Au moment d’écrire cet article, le courrier n’était plus distribué depuis une semaine dans le centre de Gand. Les facteurs gantois font grève contre l’introduction de la prochaine phase de Georoute qui réduit encore plus le rôle social du facteur.

Bart Vandersteene, tête de liste à la Chambre en Flandre orientale

La hausse de la flexibilité à La Poste fait en sorte que chaque seconde doit rapporter de l’argent. Le rendement social n’a pas d’effet sur les chiffres du profit et est par conséquent superflu. Nous l’avions déjà vu avec la décision de fermer 275 bureaux de poste.

Le soutien aux facteurs est frappant. Lorsque la TV locale sollicitait la réaction de quelques Gantois, ils montraient du respect pour les facteurs et les factrices. La hausse de la flexibilité a en effet des limites et beaucoup ne réalisent que trop bien de quoi il s’agit. Partout, on relève systématiquement la pression du travail, on presse le citron jusqu’à la dernière goutte pour que les managers et les actionnaires puissent voir grimper la courbe des résultats.

Les dernières semaines ont vu le climat social se tendre nettement. Après la vague d’actions spontanées qui ont agité, entre autres, la SNCB et Biac, il y a eu des préavis de grève dans le secteur non-marchand, le secteur du papier, à La Poste, des actions à Opel,… Il y a eu un moment où 3 des 4 usines d’assemblage automobile qui subsistent dans ce pays étaient paralysées par des actions de grève.

Les partis traditionnels font tout pour éviter une escalade des actions. Le PS essaie de nous faire croire que tout va bien. « Engagements tenus », peut-on lire sur ses tracts. La FEB a sans doute des raisons d’être satisfaite. En revanche, la majorité de la population n’a rien d’autre à attendre du gouvernement que de la régression sociale.

Un scandale a récemment éclaboussé la chaîne de restauration rapide Quick où des nettoyeuses devaient travailler pour 3,3 euros de l’heure après avoir travaillé gratuitement pendant les deux premières semaines. Ce genre de « McJob » n’a plus rien d’exceptionnel. Les mauvais salaires ou le caractère temporaire et flexible de leurs jobs sont pour beaucoup les seules certitudes en matière d’emploi.

On n’exploite pas que des nettoyeuses en situation illégale.

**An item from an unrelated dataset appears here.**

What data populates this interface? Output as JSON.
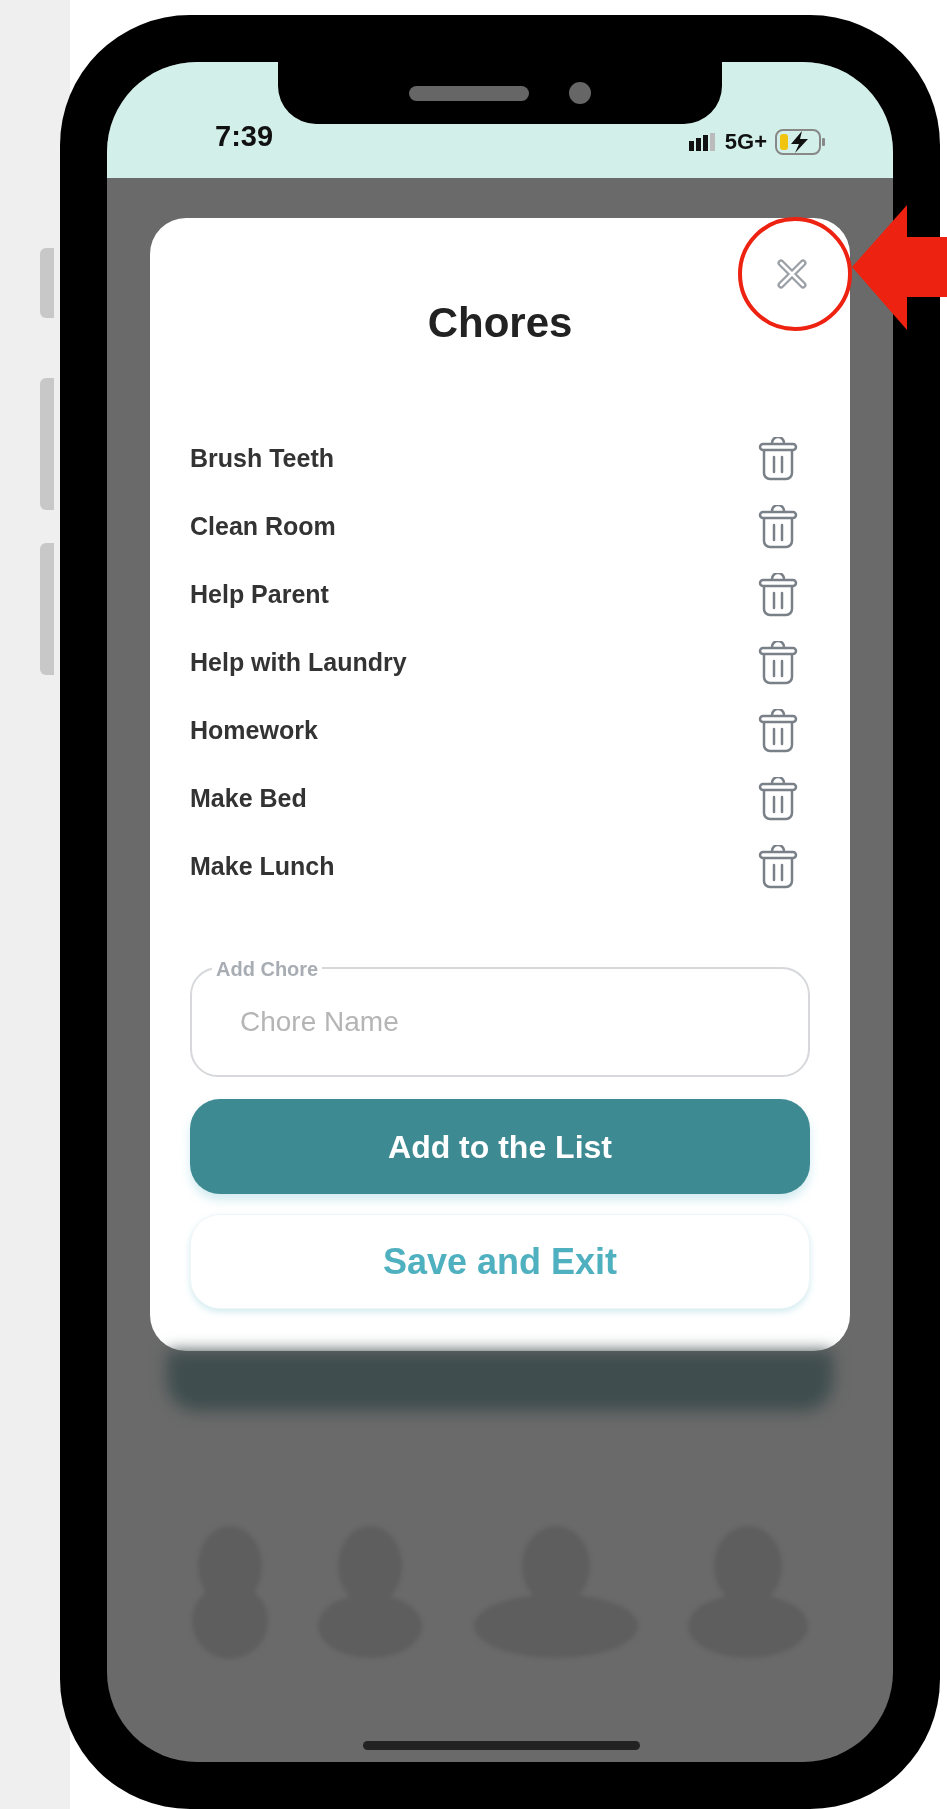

De plus en plus d’emplois fixes disparaissent pour laisser la place à des emplois flexibles et à durée déterminée. De plus, la collectivité subsidie à grande échelle la hausse des intérims et des titres-services.

Nous n’avons pas le choix. Si nous voulons contrer la logique de régression pour les actifs, les jeunes et les pensionnés, nous allons devoir résister. On a besoin d’une résistance face à une société où les riches reçoivent des cadeaux parce que les simples gens travaillent plus dur et plus longtemps. Cette résistance a besoin d’une expression politique et la création du Comité pour une Autre Politique (CAP) est un développement essentiel pour la lui donner.

Le CAP peut devenir, d’ici quelques années, le porte-voix de tous ceux qui ne sont pas d’accord avec la logique néolibérale. Les élections du 10 juin ne sont qu’une première étape. Le véritable test viendra ensuite : la transformation du CAP en un vrai parti ouvrier dont le fonctionnement soit résolument orienté sur l’action et la participation aux luttes des travailleurs.